A new study indicated high-dose antipsychotic use for schizophrenia was associated with increased mortality risk.1
People with schizophrenia have a life expectancy 15 years shorter and a mortality rate nearly 3 times higher than the general population.2 Prior research showed antipsychotics, antidepressants, and benzodiazepines may increase the mortality risk for people with schizophrenia.1
However, many observational studies do not account for immortal time bias—the period when patients are alive and misclassified as exposed. Dismissing immortal time bias can lead to the misinterpretation of the link between these drugs and mortality.
“While these [observational] studies typically found a protective association of antipsychotics, we found no such association with mortality, whether correcting or not correcting for [immortal time bias],” wrote investigators, led by Sébastien Brodeur, MD, MSc, from the psychiatry and neuroscience department at Université Laval in Quebec.
The team sought to examine whether the cumulative dose of antipsychotics, antidepressants, and benzodiazepines is linked to the mortality risk in patients with schizophrenia. They also wanted to see how the mortality risk differed by considering immortal time bias. The primary outcome was all-cause mortality.
Leveraging administrative data from Quebec, the team included 32,240 patients aged 17 – 64 years (mean age: 46.1 years; 61.3% men) diagnosed with schizophrenia between January 1, 2002, and December 31, 2012. The data was analyzed from June 22, 2022, to September 30, 2024.
Participants were followed up from January 1, 2013, to December 31, 2017, or until death. 1941 (6%) died during follow-up. Investigators assessed the link between mortality risk and low, moderate, and high exposure to antipsychotics, antidepressants, and benzodiazepines. The team used Cox proportional hazard regression models with time-dependent and time-fixed exposure to control and not control for immortal time bias, respectively.
For antipsychotics, the mortality rate varied by exposure level: nonuse (5.5%), low (5.8%), moderate (5.4%), and high (7%) (P = .001).
Using the time-fixed method, the study found no dose-response association between antipsychotics and mortality. The time-fixed method showed antidepressants reduced the mortality risk and benzodiazepines increased the risk.
After controlling for immortal time bias with the time-dependent method, the study demonstrated high-dose antipsychotic use was linked to an increased mortality risk (adjusted hazard ratio [aHR], 1.28; 95% confidence interval [CI], 1.07 – 1.55; P = .008). Like before, antidepressants reduced the mortality risk, but only for high doses (aHR, 0.86; 95% CI, 0.74 – 1.00; P = .047).
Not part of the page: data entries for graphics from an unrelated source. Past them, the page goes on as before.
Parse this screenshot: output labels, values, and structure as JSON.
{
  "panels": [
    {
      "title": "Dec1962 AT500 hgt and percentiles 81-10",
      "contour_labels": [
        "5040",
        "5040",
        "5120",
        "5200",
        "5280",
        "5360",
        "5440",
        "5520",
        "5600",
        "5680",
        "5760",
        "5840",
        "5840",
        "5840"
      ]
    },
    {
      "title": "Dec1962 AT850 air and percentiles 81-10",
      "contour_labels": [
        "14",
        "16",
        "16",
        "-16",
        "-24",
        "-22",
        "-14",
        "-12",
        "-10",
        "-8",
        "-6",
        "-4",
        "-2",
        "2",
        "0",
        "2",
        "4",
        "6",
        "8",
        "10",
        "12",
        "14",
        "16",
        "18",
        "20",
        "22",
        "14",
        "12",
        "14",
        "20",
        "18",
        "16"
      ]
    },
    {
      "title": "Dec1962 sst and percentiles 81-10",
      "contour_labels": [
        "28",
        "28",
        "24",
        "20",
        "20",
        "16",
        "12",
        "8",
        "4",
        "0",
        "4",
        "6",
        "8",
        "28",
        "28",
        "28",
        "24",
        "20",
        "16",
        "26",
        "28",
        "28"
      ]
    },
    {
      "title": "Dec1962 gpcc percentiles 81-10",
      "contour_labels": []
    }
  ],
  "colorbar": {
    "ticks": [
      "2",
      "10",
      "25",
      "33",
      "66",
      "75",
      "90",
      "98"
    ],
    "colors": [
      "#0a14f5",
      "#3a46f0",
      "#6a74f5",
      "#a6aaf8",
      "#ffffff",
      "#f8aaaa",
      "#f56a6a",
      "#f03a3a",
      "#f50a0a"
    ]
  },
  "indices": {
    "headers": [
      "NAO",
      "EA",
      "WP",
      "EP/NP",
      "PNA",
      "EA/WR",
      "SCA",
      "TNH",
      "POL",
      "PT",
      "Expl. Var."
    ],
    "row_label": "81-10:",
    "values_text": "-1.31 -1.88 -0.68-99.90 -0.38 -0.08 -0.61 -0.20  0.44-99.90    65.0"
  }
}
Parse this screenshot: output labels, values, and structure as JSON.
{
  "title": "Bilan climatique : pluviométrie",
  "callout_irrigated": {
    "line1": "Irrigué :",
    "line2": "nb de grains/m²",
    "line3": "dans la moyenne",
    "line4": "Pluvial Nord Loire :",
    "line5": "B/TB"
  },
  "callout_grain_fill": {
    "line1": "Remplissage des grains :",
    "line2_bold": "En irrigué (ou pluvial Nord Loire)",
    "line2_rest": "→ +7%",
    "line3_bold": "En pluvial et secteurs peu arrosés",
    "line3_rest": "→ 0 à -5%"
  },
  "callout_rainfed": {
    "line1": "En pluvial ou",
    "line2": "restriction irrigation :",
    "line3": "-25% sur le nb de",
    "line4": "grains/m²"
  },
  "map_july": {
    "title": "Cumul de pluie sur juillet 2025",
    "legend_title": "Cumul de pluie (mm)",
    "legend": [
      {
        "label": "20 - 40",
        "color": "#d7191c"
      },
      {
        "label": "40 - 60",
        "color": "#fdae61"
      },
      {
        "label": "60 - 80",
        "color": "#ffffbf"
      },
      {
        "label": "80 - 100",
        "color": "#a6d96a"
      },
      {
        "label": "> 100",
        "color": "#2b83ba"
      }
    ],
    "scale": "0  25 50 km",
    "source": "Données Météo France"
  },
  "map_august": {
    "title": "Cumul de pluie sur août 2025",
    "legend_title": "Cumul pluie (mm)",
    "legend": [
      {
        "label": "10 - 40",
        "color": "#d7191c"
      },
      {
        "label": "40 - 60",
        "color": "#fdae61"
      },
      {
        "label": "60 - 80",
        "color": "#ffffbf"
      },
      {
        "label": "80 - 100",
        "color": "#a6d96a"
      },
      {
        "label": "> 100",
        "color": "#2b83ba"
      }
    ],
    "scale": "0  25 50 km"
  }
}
Benzodiazepines, once again, were associated with an increased mortality risk.
“The impact of not controlling for [immortal time bias], a well-documented issue in medical research, confirmed that it tends to overestimate the protective association of drugs or underestimate the harmful ones and reinforces the need for robust analytical techniques that account for [immortal time bias],” investigators wrote.
The team said the findings were limited by only including patients whose drug treatment is covered by the public drug plan.
Despite these findings, investigators emphasized the benefits of antipsychotics for treating schizophrenia.
“Our findings do not undermine the potential benefit of antipsychotic treatment; rather, they call for a reevaluation of the methods used to assess these effects,” investigators wrote. “The current study, together with evidence from previous research supporting the usefulness of antipsychotics in the treatment of schizophrenia, suggests that although antipsychotics have well-documented benefits, the assessment of their association with mortality requires careful consideration of dosage, patient characteristics, and methods of analysis.”